Он. Во всяком случае, она, безусловно, пользовалась большим успехом.
Она. Допустим. Вы наконец решились.
Он. Да, я назначил ей свидание. Поблизости от консерватории. На углу Герцена и Огарева.
Она. Ах, там? Представляю эту позицию.
Он. Это и был мой перекресток.
Она. Так начался ваш польский роман?
Он. Нет, не роман. По ее словам, для романа мне не хватало юмора. Все сразу связалось в гордиев узел.
Она. Который можно лишь разрубить?
Он. Так все и было. Словно вы знаете.
Она. Нет. Я не знаю, но я догадываюсь. В конце концов, это моя профессия. Но я – распутываю узлы. Терпеть не могу, когда их рубят.

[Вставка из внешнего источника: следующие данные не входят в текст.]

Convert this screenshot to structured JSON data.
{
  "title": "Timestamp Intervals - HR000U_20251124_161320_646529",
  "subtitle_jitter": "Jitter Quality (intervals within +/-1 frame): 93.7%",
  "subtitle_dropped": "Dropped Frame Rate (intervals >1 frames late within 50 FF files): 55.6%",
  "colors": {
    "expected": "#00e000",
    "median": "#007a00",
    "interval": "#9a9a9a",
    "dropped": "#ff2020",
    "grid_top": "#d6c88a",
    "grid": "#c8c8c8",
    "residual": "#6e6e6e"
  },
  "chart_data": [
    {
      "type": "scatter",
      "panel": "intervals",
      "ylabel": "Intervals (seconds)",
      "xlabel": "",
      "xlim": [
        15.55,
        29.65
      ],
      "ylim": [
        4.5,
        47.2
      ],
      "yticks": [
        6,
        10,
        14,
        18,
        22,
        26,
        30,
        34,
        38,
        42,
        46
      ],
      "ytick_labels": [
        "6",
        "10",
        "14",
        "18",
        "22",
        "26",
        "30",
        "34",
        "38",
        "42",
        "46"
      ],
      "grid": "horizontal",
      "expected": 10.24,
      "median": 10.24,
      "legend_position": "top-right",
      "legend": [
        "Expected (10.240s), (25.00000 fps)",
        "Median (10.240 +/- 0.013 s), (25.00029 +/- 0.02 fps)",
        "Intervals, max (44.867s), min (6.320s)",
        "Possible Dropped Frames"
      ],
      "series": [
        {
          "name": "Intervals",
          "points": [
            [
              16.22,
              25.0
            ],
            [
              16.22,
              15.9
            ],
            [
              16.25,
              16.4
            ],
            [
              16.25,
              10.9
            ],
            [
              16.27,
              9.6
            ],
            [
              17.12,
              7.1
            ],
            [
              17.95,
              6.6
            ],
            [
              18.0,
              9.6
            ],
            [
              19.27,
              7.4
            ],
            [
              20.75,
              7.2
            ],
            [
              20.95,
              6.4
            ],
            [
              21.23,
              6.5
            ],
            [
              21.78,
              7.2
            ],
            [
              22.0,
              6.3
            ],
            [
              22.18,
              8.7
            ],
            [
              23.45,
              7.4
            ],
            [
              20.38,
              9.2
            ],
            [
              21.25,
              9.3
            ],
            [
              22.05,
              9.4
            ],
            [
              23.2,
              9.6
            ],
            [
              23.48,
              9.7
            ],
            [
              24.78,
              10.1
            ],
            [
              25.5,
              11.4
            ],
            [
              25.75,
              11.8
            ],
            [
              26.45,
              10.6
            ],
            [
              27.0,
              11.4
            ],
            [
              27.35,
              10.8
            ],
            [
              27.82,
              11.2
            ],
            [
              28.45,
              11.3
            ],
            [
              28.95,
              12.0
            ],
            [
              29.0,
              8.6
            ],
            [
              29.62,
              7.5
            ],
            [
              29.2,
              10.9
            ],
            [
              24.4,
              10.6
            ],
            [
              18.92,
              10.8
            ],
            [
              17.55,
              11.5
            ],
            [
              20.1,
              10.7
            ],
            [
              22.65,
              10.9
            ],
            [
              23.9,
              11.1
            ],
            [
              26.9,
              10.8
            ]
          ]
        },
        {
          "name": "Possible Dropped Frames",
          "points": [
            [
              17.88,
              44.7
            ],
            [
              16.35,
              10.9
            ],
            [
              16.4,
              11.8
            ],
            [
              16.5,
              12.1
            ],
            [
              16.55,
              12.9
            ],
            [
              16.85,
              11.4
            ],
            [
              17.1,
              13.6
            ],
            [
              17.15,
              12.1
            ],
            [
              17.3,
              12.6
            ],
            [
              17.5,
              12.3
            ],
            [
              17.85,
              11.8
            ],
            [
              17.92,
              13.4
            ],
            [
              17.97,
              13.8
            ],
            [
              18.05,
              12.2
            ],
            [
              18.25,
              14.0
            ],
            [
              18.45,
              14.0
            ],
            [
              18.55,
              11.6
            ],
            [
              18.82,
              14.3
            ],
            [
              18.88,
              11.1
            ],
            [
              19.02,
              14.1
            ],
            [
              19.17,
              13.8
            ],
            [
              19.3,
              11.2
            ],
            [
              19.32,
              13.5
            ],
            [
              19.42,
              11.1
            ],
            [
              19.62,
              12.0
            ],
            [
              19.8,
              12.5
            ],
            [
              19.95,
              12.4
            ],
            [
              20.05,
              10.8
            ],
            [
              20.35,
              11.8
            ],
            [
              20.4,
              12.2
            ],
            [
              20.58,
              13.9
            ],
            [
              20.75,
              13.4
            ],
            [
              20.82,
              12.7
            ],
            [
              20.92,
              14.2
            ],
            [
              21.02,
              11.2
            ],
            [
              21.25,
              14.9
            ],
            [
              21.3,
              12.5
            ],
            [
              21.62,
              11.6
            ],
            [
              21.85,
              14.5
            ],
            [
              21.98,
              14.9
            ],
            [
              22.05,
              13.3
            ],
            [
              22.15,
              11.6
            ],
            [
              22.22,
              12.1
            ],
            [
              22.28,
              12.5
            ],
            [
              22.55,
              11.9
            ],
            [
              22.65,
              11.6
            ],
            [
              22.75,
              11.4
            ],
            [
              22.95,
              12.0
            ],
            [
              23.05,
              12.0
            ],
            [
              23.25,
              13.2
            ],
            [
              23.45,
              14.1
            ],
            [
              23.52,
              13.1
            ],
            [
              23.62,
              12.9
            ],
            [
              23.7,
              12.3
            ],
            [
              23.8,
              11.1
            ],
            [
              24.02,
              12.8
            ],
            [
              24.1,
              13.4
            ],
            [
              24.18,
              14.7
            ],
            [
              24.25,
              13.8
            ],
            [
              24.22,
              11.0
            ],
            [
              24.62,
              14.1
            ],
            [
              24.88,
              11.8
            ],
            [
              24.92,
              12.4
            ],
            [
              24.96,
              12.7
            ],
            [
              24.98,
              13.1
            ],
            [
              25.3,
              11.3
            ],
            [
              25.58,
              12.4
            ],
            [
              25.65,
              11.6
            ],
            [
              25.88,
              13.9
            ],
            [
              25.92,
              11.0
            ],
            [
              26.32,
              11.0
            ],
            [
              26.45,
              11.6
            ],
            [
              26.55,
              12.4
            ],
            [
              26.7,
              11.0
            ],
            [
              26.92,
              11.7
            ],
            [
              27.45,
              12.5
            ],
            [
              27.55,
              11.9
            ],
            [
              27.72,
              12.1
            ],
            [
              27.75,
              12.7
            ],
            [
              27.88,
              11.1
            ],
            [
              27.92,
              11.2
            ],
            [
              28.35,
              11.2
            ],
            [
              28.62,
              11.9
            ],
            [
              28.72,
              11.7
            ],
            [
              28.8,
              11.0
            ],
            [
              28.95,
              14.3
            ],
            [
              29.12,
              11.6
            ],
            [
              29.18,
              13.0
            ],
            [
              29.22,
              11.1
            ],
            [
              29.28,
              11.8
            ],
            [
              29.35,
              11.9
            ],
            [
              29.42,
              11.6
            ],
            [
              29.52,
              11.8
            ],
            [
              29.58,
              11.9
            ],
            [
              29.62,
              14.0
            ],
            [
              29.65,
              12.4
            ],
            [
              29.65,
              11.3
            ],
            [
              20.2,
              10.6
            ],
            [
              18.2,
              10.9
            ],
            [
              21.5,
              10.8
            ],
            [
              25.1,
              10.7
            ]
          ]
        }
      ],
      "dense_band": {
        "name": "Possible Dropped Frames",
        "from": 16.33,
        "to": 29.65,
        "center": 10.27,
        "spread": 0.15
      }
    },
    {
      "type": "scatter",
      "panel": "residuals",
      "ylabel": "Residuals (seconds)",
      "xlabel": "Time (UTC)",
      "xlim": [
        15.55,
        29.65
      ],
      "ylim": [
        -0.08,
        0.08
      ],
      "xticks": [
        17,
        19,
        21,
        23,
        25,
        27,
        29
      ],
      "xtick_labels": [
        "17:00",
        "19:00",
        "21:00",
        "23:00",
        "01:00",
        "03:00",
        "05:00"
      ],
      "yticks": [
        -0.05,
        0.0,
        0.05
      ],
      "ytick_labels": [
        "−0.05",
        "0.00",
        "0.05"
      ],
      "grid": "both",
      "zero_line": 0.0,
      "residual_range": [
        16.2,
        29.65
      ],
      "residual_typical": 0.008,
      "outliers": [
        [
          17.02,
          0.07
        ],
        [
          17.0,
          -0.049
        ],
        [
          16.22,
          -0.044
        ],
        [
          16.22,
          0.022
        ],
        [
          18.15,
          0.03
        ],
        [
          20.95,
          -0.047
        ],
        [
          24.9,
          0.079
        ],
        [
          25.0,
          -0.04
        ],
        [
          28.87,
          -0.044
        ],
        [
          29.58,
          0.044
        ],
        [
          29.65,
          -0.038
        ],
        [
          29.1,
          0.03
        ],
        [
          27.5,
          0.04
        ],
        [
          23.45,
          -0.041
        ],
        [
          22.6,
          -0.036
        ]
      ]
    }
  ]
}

Он. Тогда я редко думал о будущем. Да и зачем? Сегодня я счастлив, а завтра буду еще счастливей. Когда в глазах ее видел тревогу, я лишь внушал самому себе: все это – память об оккупации. Пройдет, затянется, зарубцуется. Но это были только минуты, мы не задерживались на них. Мы с нею попросту помешались. И как-то пренебрегали тем, что каждый день отравляло жизнь. Вы улыбаетесь?
Она. Я завидую.
Он (усмехнувшись). И в самом деле – было чему! Две копеечные стипендии. Холод собачий, она – в пальтишке, я – в шинельке, некуда деться. Главное – негде побыть вдвоем. Я перед каждой встречей раздумывал: куда сегодня ее повести? То ли в кино, то ли в музей, то ли на переговорный пункт. Но всюду люди, черт бы их взял!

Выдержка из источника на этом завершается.